How is this possible? I fear it is not for me to reveal.
Knowing what I do about drugs and drug addiction, I do not believe a man succumbs to their negative appeal out of mere boredom.
Last but far from least is Sigmund Freud, whose fame certainly rivals that of Sherlock Holmes and his supporting players but who doesn’t have the cachet of a legion of actors who’ve portrayed him in multiple films. (The only one that comes to mind is Montgomery Clift in John Huston’s 1962 biopic Freud: The Secret Passion.) Then too, we must also remember that Freud, unlike Holmes, was an actual living human being. (Sorry, Baker Street Irregulars; you’re just going to have to face the truth sometime.) Be that as it may, the Sigmund Freud of The Seven-Per-Cent Solution is several years away from his worldwide notoriety, having just begun his investigations into the unconscious mind. Here we see him as a sincere young physician, deeply committed to his profession, fascinated by the workings of the human psyche, and courageously willing to risk life and limb to join Holmes and Watson in the rescue of Lola Deveraux. Alan Arkin invests Freud with compassion, humor, and a thoroughly charming twinkle; and is a perfect complement to Williamson’s manic energy and Duvall’s solid decency.
The Conclusion: In Which Regrets And Celebration Are Provided In Appropriate Measure
If there is any complaint to make about this film, it’s twofold: first, it has become difficult to see in some quarters. Diogenes members in the United Kingdom can be assured that the film is still very much in print on DVD, but our American friends may lament the fact that the DVD and VHS releases (disappointingly issued in pan-and-scan, badly hurting the beautiful widescreen compositions) have been unavailable for years, as has the 1976 Citadel Records release of Addison’s score.
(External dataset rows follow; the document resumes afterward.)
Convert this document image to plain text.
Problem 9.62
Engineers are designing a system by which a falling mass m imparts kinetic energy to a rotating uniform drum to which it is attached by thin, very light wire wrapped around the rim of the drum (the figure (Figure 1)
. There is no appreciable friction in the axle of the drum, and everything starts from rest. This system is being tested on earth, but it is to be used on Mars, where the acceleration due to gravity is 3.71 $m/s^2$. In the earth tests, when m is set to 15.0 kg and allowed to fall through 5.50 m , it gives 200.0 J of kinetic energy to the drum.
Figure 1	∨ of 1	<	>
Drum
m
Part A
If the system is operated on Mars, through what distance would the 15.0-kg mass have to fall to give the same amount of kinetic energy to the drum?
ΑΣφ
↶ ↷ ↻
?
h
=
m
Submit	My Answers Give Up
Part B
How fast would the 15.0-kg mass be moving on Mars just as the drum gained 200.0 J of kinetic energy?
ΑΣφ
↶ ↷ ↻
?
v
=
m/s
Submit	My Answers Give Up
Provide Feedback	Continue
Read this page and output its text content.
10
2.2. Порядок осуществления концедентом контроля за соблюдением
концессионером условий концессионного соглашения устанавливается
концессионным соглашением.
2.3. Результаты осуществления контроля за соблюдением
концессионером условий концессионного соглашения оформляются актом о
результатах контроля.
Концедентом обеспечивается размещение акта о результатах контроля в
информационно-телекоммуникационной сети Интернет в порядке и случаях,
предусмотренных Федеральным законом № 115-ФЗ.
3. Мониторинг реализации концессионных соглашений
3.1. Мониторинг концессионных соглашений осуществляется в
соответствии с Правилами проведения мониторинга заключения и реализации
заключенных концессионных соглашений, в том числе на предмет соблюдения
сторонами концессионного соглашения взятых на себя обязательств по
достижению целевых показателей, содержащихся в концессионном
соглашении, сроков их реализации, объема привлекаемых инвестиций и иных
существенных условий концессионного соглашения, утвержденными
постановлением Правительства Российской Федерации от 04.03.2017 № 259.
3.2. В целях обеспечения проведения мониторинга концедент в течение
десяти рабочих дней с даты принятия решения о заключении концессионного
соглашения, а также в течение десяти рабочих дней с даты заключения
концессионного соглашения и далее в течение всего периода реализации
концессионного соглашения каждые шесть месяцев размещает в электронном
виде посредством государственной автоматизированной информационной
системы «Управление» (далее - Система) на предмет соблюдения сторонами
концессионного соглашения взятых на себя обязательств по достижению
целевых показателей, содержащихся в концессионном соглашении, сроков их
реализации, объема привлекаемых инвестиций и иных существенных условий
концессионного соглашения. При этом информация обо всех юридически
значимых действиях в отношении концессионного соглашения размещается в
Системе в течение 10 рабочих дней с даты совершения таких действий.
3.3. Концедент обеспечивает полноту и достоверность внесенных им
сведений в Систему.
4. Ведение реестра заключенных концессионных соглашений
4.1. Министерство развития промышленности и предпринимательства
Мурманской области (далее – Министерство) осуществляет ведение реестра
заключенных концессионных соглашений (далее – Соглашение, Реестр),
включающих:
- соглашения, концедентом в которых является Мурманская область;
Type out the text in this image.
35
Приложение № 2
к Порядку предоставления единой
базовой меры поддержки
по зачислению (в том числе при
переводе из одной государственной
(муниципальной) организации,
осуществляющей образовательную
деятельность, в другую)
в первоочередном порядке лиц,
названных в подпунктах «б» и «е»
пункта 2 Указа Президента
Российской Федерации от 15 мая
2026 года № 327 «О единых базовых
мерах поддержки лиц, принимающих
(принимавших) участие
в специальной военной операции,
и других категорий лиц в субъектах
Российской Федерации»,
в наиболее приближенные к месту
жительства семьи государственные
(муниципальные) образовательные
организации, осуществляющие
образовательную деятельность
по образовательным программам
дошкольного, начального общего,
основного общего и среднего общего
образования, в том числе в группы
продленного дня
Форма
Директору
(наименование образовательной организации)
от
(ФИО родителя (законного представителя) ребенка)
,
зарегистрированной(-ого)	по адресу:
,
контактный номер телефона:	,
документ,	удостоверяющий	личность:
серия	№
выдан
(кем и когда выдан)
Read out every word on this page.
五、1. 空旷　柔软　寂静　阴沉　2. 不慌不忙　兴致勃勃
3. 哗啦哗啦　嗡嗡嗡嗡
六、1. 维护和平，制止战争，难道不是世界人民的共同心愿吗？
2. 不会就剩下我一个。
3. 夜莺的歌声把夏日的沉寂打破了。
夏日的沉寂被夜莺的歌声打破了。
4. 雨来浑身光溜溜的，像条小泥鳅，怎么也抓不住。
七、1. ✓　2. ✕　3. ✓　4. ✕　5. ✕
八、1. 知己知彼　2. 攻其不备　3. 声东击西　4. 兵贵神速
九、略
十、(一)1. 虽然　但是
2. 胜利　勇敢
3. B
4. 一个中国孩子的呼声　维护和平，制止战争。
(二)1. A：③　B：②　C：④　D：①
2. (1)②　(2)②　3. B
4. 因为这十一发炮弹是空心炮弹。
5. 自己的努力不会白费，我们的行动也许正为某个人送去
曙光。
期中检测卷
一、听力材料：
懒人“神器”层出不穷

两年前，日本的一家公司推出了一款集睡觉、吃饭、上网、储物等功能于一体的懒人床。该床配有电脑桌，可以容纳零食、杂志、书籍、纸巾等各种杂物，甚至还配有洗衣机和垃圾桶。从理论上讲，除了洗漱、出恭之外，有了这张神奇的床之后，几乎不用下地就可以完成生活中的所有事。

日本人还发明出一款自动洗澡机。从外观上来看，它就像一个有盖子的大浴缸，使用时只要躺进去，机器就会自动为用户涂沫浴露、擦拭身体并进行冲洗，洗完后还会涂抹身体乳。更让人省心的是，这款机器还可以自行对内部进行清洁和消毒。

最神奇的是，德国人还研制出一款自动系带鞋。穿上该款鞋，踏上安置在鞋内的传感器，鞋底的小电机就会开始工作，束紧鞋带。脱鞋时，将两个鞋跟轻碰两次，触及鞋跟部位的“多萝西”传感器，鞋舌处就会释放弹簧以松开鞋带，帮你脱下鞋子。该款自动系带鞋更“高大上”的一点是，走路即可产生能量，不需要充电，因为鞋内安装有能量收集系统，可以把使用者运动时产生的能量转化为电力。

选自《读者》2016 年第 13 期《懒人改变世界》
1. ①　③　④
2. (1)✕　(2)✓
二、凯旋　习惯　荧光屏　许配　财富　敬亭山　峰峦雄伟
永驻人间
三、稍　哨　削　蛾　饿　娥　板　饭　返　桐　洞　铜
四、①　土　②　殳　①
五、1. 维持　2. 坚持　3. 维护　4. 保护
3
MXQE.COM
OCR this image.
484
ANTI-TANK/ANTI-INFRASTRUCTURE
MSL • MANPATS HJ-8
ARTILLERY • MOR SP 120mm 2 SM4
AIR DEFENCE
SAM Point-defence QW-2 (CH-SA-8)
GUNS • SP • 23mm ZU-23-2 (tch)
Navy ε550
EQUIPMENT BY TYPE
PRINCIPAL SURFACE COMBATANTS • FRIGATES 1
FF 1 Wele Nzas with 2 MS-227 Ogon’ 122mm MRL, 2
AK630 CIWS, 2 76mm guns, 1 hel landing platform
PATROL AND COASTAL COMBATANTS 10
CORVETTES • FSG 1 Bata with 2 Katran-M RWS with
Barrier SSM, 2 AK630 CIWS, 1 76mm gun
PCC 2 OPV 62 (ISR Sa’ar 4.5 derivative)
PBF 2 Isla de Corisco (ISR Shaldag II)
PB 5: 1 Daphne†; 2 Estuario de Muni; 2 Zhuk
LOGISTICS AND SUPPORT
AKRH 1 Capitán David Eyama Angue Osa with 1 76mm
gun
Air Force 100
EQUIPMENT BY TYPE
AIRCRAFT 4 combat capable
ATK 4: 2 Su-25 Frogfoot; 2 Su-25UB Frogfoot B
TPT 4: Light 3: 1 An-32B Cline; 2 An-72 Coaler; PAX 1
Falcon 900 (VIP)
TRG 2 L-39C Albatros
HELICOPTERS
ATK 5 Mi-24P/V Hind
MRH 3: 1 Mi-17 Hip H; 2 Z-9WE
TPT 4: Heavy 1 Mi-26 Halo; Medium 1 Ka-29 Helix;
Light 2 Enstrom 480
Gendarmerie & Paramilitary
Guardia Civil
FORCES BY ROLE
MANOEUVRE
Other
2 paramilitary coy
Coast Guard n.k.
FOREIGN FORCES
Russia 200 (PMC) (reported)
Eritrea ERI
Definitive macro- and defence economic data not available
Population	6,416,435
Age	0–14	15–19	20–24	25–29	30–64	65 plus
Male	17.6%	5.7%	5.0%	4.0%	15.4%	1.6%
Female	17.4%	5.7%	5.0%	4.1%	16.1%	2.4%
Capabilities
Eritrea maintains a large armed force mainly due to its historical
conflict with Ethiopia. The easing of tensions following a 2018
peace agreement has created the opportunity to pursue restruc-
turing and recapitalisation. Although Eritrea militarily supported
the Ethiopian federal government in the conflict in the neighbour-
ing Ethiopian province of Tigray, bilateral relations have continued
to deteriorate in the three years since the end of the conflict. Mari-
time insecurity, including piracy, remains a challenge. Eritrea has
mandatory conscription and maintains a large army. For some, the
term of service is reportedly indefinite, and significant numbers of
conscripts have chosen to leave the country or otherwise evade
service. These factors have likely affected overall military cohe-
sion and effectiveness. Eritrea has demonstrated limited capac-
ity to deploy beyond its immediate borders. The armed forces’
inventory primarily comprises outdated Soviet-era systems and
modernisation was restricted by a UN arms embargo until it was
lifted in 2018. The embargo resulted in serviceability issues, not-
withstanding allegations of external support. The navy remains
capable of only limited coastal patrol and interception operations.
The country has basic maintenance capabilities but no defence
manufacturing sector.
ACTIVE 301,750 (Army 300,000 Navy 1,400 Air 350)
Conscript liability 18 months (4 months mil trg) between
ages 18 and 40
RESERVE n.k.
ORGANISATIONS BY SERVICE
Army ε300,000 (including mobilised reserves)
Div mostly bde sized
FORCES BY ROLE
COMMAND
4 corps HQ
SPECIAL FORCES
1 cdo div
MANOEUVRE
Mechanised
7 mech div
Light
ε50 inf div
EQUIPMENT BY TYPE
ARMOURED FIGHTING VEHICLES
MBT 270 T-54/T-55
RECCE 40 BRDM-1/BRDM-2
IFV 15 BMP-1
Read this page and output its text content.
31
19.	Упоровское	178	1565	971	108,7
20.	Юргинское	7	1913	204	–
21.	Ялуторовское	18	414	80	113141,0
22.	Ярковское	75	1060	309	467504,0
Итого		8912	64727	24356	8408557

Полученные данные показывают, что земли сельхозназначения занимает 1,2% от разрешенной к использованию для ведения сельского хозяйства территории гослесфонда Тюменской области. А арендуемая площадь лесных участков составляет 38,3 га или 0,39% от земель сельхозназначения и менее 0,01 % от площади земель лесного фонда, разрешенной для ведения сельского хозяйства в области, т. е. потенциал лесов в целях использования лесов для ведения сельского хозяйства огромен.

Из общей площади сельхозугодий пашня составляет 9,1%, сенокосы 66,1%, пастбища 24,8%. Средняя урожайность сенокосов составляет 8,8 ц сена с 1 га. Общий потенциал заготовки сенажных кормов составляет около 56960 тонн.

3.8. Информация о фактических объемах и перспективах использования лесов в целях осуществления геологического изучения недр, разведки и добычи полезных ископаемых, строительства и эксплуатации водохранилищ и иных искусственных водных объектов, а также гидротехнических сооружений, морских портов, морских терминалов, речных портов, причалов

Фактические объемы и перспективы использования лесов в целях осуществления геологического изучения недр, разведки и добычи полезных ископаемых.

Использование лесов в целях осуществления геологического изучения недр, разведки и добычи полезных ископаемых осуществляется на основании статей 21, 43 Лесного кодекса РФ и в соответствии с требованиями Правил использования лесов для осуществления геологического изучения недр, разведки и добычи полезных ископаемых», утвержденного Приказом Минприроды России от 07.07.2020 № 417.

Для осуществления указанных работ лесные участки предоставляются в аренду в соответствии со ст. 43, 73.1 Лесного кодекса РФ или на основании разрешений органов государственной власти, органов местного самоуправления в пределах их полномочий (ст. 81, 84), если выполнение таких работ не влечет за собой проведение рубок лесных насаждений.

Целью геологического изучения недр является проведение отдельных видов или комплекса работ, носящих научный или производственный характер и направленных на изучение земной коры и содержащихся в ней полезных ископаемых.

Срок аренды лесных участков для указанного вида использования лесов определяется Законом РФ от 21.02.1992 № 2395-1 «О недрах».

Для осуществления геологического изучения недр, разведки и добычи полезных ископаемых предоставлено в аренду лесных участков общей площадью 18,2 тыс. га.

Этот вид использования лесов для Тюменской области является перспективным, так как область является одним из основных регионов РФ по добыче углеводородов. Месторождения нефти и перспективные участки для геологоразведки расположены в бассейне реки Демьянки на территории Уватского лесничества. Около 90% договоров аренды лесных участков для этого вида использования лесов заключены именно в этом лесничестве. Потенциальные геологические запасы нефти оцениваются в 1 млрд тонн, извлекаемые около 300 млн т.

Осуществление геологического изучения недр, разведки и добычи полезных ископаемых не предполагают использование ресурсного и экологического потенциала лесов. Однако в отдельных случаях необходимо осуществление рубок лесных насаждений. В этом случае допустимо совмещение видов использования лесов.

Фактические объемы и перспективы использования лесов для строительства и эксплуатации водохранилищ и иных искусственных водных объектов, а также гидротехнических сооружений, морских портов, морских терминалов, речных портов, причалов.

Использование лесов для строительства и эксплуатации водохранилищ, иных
The second disappointment is that plans for a sequel never materialized. There exists a literary sequel to The Seven-Per-Cent Solution, Nicholas Meyer’s 1976 The West End Horror, which sees Holmes and Watson investigating a ghastly murder in the theatrical community of Victorian London, with guest appearances by such worthies as Oscar Wilde, George Bernard Shaw, Sir Henry Irving, Ellen Terry, Gilbert and Sullivan, and Bram Stoker. The novel is great fun, and a somewhat more conventional adventure, with Holmes and Watson back to full powers. One can only sigh at the thought of Ross, Meyer, Williamson and Duvall reteaming for such a project.
However, it doesn’t do to be too disappointed. In the canon of Holmes films, The Seven-Per-Cent Solution is enough of a treasure to make us grateful that such talented men and women gathered—and will continue to gather—to celebrate the adventures of the world’s greatest detective and his faithful biographer.
But my readers… your readers! What shall I tell them?
Anything you like. Tell them I was murdered by my mathematics tutor. They’ll never believe you in any case.